Direct and Indirect Effects of Propranolol

Although propranolol treatment and β-ADR antagonism seems promising for IH as well as a number of other human cancers, there is quite a bit of knowledge gap. This essentially involves understanding whether propranolol mediates the effects through blocking β-ADR or another indirect mechanism. There are possibilities that need to be explored: 1) involvement of receptor dimerization and α-ADR signaling, and 2) involvement of serotonin (5HT) signaling. Although data is limited, propranolol does stereoselectively bind and inhibit α-ADR in the heart. Immunoprecipitation studies also show that β1-ADR and α2-ADR heterodimerize when co-expressed. This interaction changes the pharmacological properties of β1-ADR as shown by ligand binding assays. β1- and β2- ADR have also been shown to heterodimerize. These findings suggest that the profile of ADR may have functional cellular consequence and represents an area of significant future research interest. In addition to ADRs, propranolol may also mediate its effects through serotonin (5HT) receptors. The interaction between propranolol and 5HT occurs with high affinity as well as low affinity 5HT receptors. There is also experimental evidence that propranolol acts as a 5HT1A antagonist and a 5HT1B agonist in the rat cortex.
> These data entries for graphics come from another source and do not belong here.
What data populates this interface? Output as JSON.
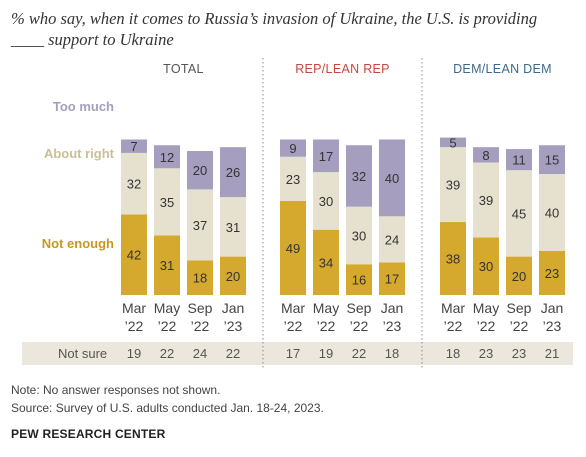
{
  "title": "% who say, when it comes to Russia’s invasion of Ukraine, the U.S. is providing ____ support to Ukraine",
  "colors": {
    "too_much": "#a59ebf",
    "about_right": "#e6e1cf",
    "not_enough": "#d4a92e",
    "panel_total": "#555555",
    "panel_rep": "#c9473c",
    "panel_dem": "#3d6a8c",
    "not_sure_band": "#ebe7dc"
  },
  "footer": {
    "note": "Note: No answer responses not shown.",
    "source": "Source: Survey of U.S. adults conducted Jan. 18-24, 2023.",
    "brand": "PEW RESEARCH CENTER"
  },
  "chart_data": {
    "type": "bar",
    "stacked": true,
    "categories": [
      "Mar '22",
      "May '22",
      "Sep '22",
      "Jan '23"
    ],
    "category_labels": [
      [
        "Mar",
        "’22"
      ],
      [
        "May",
        "’22"
      ],
      [
        "Sep",
        "’22"
      ],
      [
        "Jan",
        "’23"
      ]
    ],
    "series": [
      {
        "name": "Not enough",
        "color": "#d4a92e"
      },
      {
        "name": "About right",
        "color": "#e6e1cf"
      },
      {
        "name": "Too much",
        "color": "#a59ebf"
      }
    ],
    "not_sure_label": "Not sure",
    "panels": [
      {
        "name": "TOTAL",
        "not_enough": [
          42,
          31,
          18,
          20
        ],
        "about_right": [
          32,
          35,
          37,
          31
        ],
        "too_much": [
          7,
          12,
          20,
          26
        ],
        "not_sure": [
          19,
          22,
          24,
          22
        ]
      },
      {
        "name": "REP/LEAN REP",
        "not_enough": [
          49,
          34,
          16,
          17
        ],
        "about_right": [
          23,
          30,
          30,
          24
        ],
        "too_much": [
          9,
          17,
          32,
          40
        ],
        "not_sure": [
          17,
          19,
          22,
          18
        ]
      },
      {
        "name": "DEM/LEAN DEM",
        "not_enough": [
          38,
          30,
          20,
          23
        ],
        "about_right": [
          39,
          39,
          45,
          40
        ],
        "too_much": [
          5,
          8,
          11,
          15
        ],
        "not_sure": [
          18,
          23,
          23,
          21
        ]
      }
    ]
  }
}
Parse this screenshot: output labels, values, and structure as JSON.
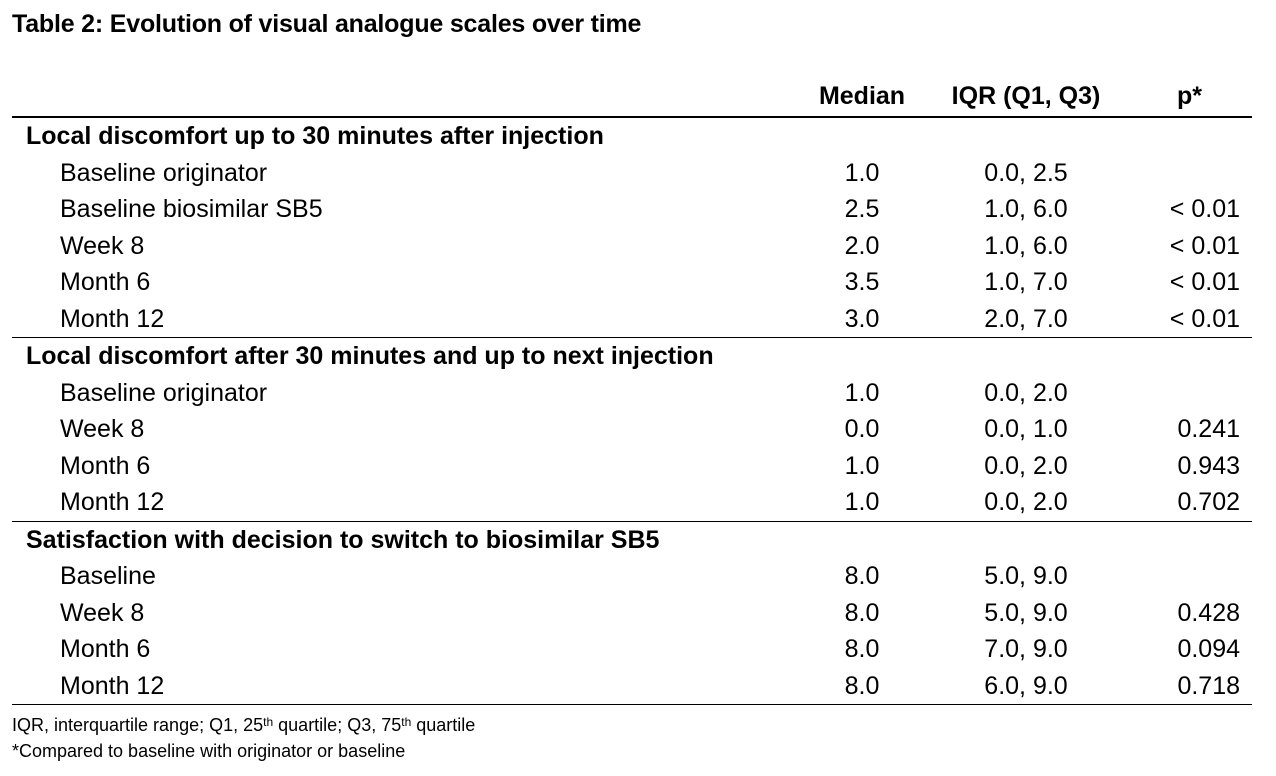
{
  "title": "Table 2: Evolution of visual analogue scales over time",
  "columns": {
    "median": "Median",
    "iqr": "IQR (Q1, Q3)",
    "p": "p*"
  },
  "sections": [
    {
      "label": "Local discomfort up to 30 minutes after injection",
      "rows": [
        {
          "label": "Baseline originator",
          "median": "1.0",
          "iqr": "0.0, 2.5",
          "p": ""
        },
        {
          "label": "Baseline biosimilar SB5",
          "median": "2.5",
          "iqr": "1.0, 6.0",
          "p": "< 0.01"
        },
        {
          "label": "Week 8",
          "median": "2.0",
          "iqr": "1.0, 6.0",
          "p": "< 0.01"
        },
        {
          "label": "Month 6",
          "median": "3.5",
          "iqr": "1.0, 7.0",
          "p": "< 0.01"
        },
        {
          "label": "Month 12",
          "median": "3.0",
          "iqr": "2.0, 7.0",
          "p": "< 0.01"
        }
      ]
    },
    {
      "label": "Local discomfort after 30 minutes and up to next injection",
      "rows": [
        {
          "label": "Baseline originator",
          "median": "1.0",
          "iqr": "0.0, 2.0",
          "p": ""
        },
        {
          "label": "Week 8",
          "median": "0.0",
          "iqr": "0.0, 1.0",
          "p": "0.241"
        },
        {
          "label": "Month 6",
          "median": "1.0",
          "iqr": "0.0, 2.0",
          "p": "0.943"
        },
        {
          "label": "Month 12",
          "median": "1.0",
          "iqr": "0.0, 2.0",
          "p": "0.702"
        }
      ]
    },
    {
      "label": "Satisfaction with decision to switch to biosimilar SB5",
      "rows": [
        {
          "label": "Baseline",
          "median": "8.0",
          "iqr": "5.0, 9.0",
          "p": ""
        },
        {
          "label": "Week 8",
          "median": "8.0",
          "iqr": "5.0, 9.0",
          "p": "0.428"
        },
        {
          "label": "Month 6",
          "median": "8.0",
          "iqr": "7.0, 9.0",
          "p": "0.094"
        },
        {
          "label": "Month 12",
          "median": "8.0",
          "iqr": "6.0, 9.0",
          "p": "0.718"
        }
      ]
    }
  ],
  "footnotes": {
    "line1_a": "IQR, interquartile range; Q1, 25",
    "line1_sup1": "th",
    "line1_b": " quartile; Q3, 75",
    "line1_sup2": "th",
    "line1_c": " quartile",
    "line2": "*Compared to baseline with originator or baseline"
  }
}
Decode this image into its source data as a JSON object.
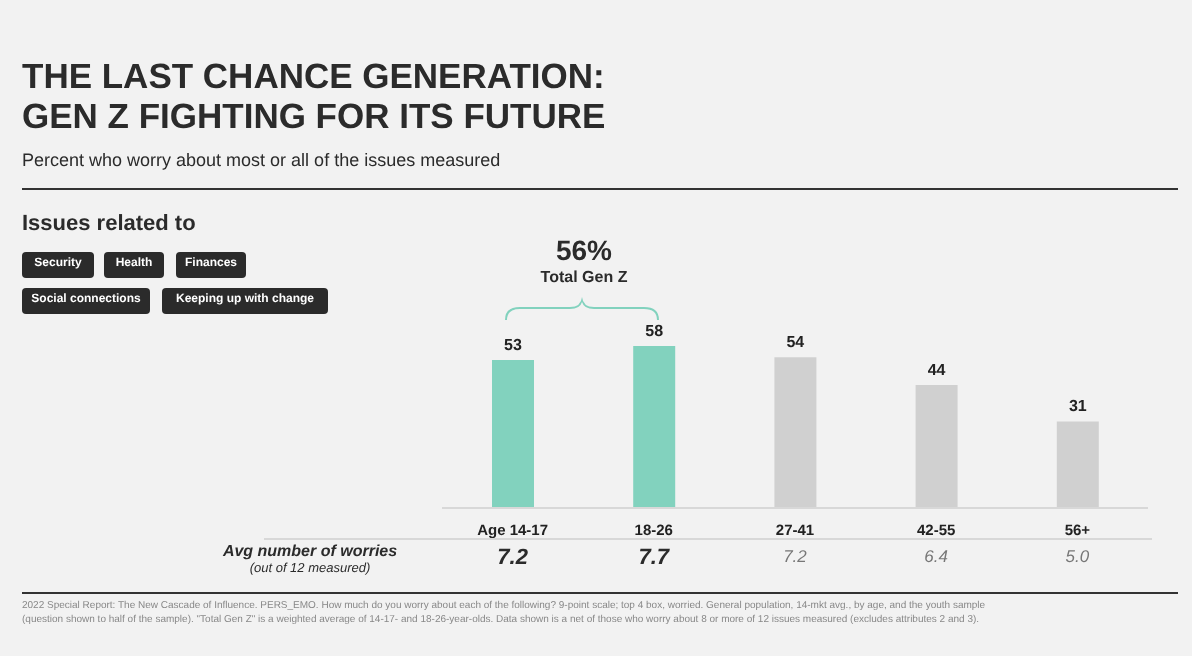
{
  "chart_data": {
    "type": "bar",
    "title": "THE LAST CHANCE GENERATION:\nGEN Z FIGHTING FOR ITS FUTURE",
    "subtitle": "Percent who worry about most or all of the issues measured",
    "categories": [
      "Age 14-17",
      "18-26",
      "27-41",
      "42-55",
      "56+"
    ],
    "values": [
      53,
      58,
      54,
      44,
      31
    ],
    "colors": [
      "#82d2be",
      "#82d2be",
      "#d0d0d0",
      "#d0d0d0",
      "#d0d0d0"
    ],
    "data_labels": true,
    "annotations": [
      "Issues related to",
      "Security",
      "Health",
      "Finances",
      "Social connections",
      "Keeping up with change",
      "56%",
      "Total Gen Z",
      "Avg number of worries",
      "(out of 12 measured)",
      "7.2",
      "7.7",
      "7.2",
      "6.4",
      "5.0",
      "2022 Special Report: The New Cascade of Influence. PERS_EMO. How much do you worry about each of the following? 9-point scale; top 4 box, worried. General population, 14-mkt avg., by age, and the youth sample (question shown to half of the sample). \"Total Gen Z\" is a weighted average of 14-17- and 18-26-year-olds. Data shown is a net of those who worry about 8 or more of 12 issues measured (excludes attributes 2 and 3)."
    ]
  }
}
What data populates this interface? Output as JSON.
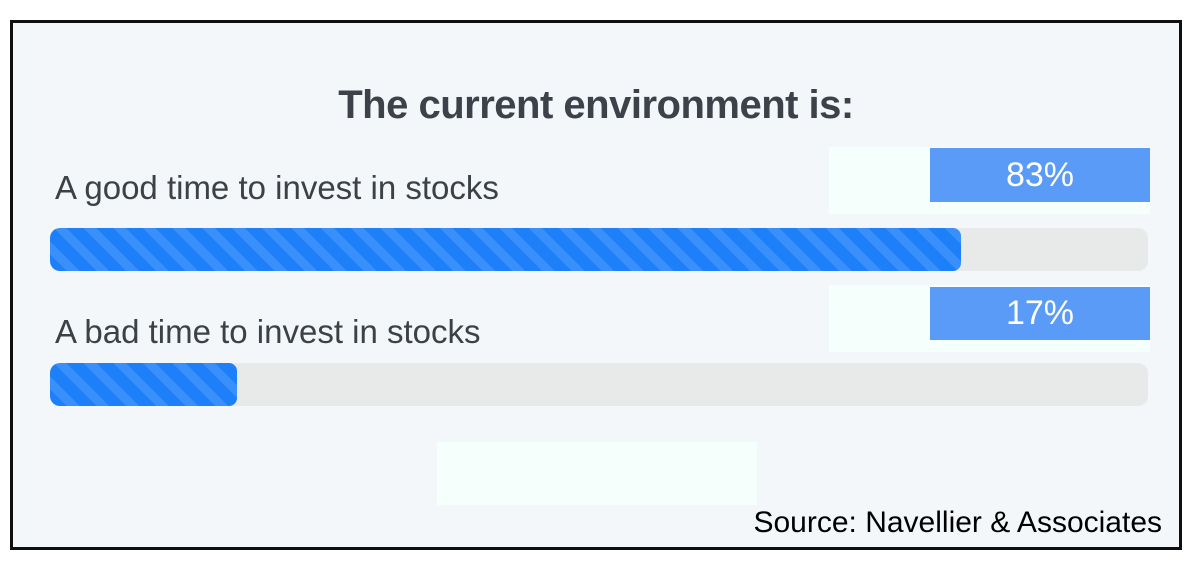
{
  "chart_data": {
    "type": "bar",
    "orientation": "horizontal",
    "title": "The current environment is:",
    "categories": [
      "A good time to invest in stocks",
      "A bad time to invest in stocks"
    ],
    "values": [
      83,
      17
    ],
    "value_labels": [
      "83%",
      "17%"
    ],
    "xlim": [
      0,
      100
    ],
    "grid": false,
    "legend": false,
    "source": "Source: Navellier & Associates"
  },
  "colors": {
    "background": "#f3f7fa",
    "bar_fill": "#1e80f8",
    "bar_stripe": "#3a90fa",
    "track": "#e8e9e9",
    "badge": "#5a9bf8",
    "badge_text": "#ffffff",
    "highlight": "#f5fffb"
  }
}
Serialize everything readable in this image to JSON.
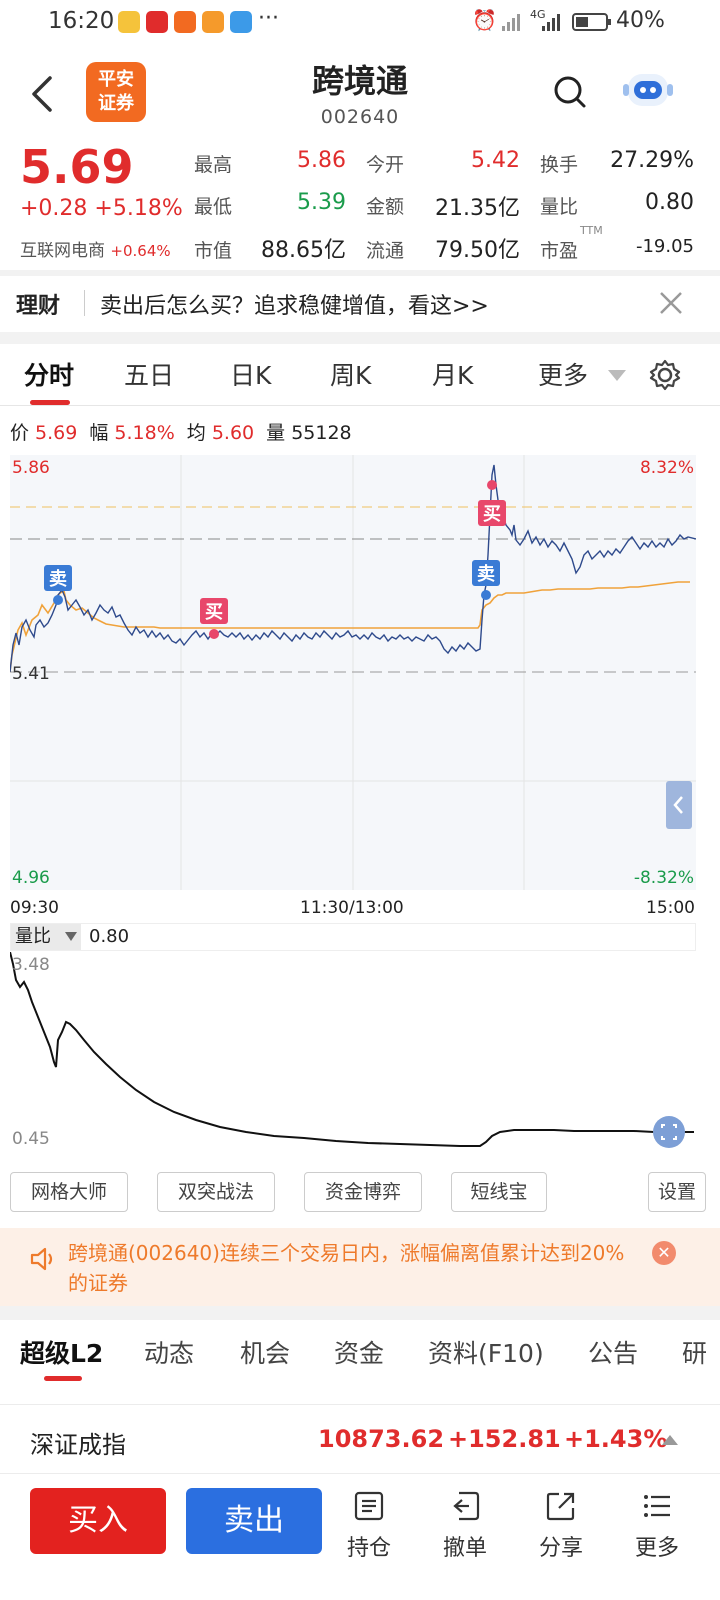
{
  "status_bar": {
    "time": "16:20",
    "more": "···",
    "battery": "40%",
    "network": "4G"
  },
  "header": {
    "logo_line1": "平安",
    "logo_line2": "证券",
    "title": "跨境通",
    "code": "002640"
  },
  "quote": {
    "price": "5.69",
    "change": "+0.28",
    "change_pct": "+5.18%",
    "sector_name": "互联网电商",
    "sector_pct": "+0.64%",
    "fields": [
      {
        "label": "最高",
        "value": "5.86",
        "color": "red"
      },
      {
        "label": "今开",
        "value": "5.42",
        "color": "red"
      },
      {
        "label": "换手",
        "value": "27.29%",
        "color": "black"
      },
      {
        "label": "最低",
        "value": "5.39",
        "color": "green"
      },
      {
        "label": "金额",
        "value": "21.35亿",
        "color": "black"
      },
      {
        "label": "量比",
        "value": "0.80",
        "color": "black"
      },
      {
        "label": "市值",
        "value": "88.65亿",
        "color": "black"
      },
      {
        "label": "流通",
        "value": "79.50亿",
        "color": "black"
      },
      {
        "label": "市盈",
        "sup": "TTM",
        "value": "-19.05",
        "color": "black"
      }
    ]
  },
  "promo": {
    "tag": "理财",
    "text": "卖出后怎么买？追求稳健增值，看这>>"
  },
  "tabs": [
    "分时",
    "五日",
    "日K",
    "周K",
    "月K",
    "更多"
  ],
  "info_line": {
    "price_label": "价",
    "price": "5.69",
    "amp_label": "幅",
    "amp": "5.18%",
    "avg_label": "均",
    "avg": "5.60",
    "vol_label": "量",
    "vol": "55128"
  },
  "chart_labels": {
    "high": "5.86",
    "high_pct": "8.32%",
    "ref": "5.41",
    "low": "4.96",
    "low_pct": "-8.32%",
    "t_start": "09:30",
    "t_mid": "11:30/13:00",
    "t_end": "15:00",
    "sell_mark": "卖",
    "buy_mark": "买"
  },
  "volume_ratio": {
    "selector": "量比",
    "value": "0.80",
    "max": "3.48",
    "min": "0.45"
  },
  "strategy_buttons": [
    "网格大师",
    "双突战法",
    "资金博弈",
    "短线宝"
  ],
  "settings_button": "设置",
  "warning": {
    "text": "跨境通(002640)连续三个交易日内，涨幅偏离值累计达到20%的证券"
  },
  "lower_tabs": [
    "超级L2",
    "动态",
    "机会",
    "资金",
    "资料(F10)",
    "公告",
    "研"
  ],
  "index_bar": {
    "name": "深证成指",
    "value": "10873.62",
    "change": "+152.81",
    "pct": "+1.43%"
  },
  "bottom": {
    "buy": "买入",
    "sell": "卖出",
    "position": "持仓",
    "cancel": "撤单",
    "share": "分享",
    "more": "更多"
  },
  "colors": {
    "up": "#e02c2c",
    "down": "#1a9b4b",
    "buy_button": "#e3221f",
    "sell_button": "#2b6fe0",
    "avg_line": "#f0a23a",
    "price_line": "#2e4a8c"
  }
}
Treatment with propranolol also inhibited basal cAMP and steroidogenesis in rat leydig cells, with effects evident at 0.1 μmol/L.

Concluding Remarks

Propranolol has shown promising effects in IH resolution and many studies have sought to understand the mechanism of propranolol as an effective treatment. Recent clinical studies have also suggested that the use of β-blockers is effective in treating several tumors and cancers. β-ADR subtypes are associated with cancer growth and progression by increasing angiogenic, migratory, and invasive factors in tumor cells. In culture studies, propranolol causes apoptosis in ECs, as well as reduces VEGF to decrease angiogenesis. However, different responses are seen in perivascular cells and hemangioma derived stem cells. β-ADR-associated proteins may exhibit distinct tissue localization and underlie the differential activity of propranolol. Identification of cytoplasmic regulatory proteins in IH-derived cells that interact with β-ADRs may represent an attractive future research area for the development of cell-type specific therapies.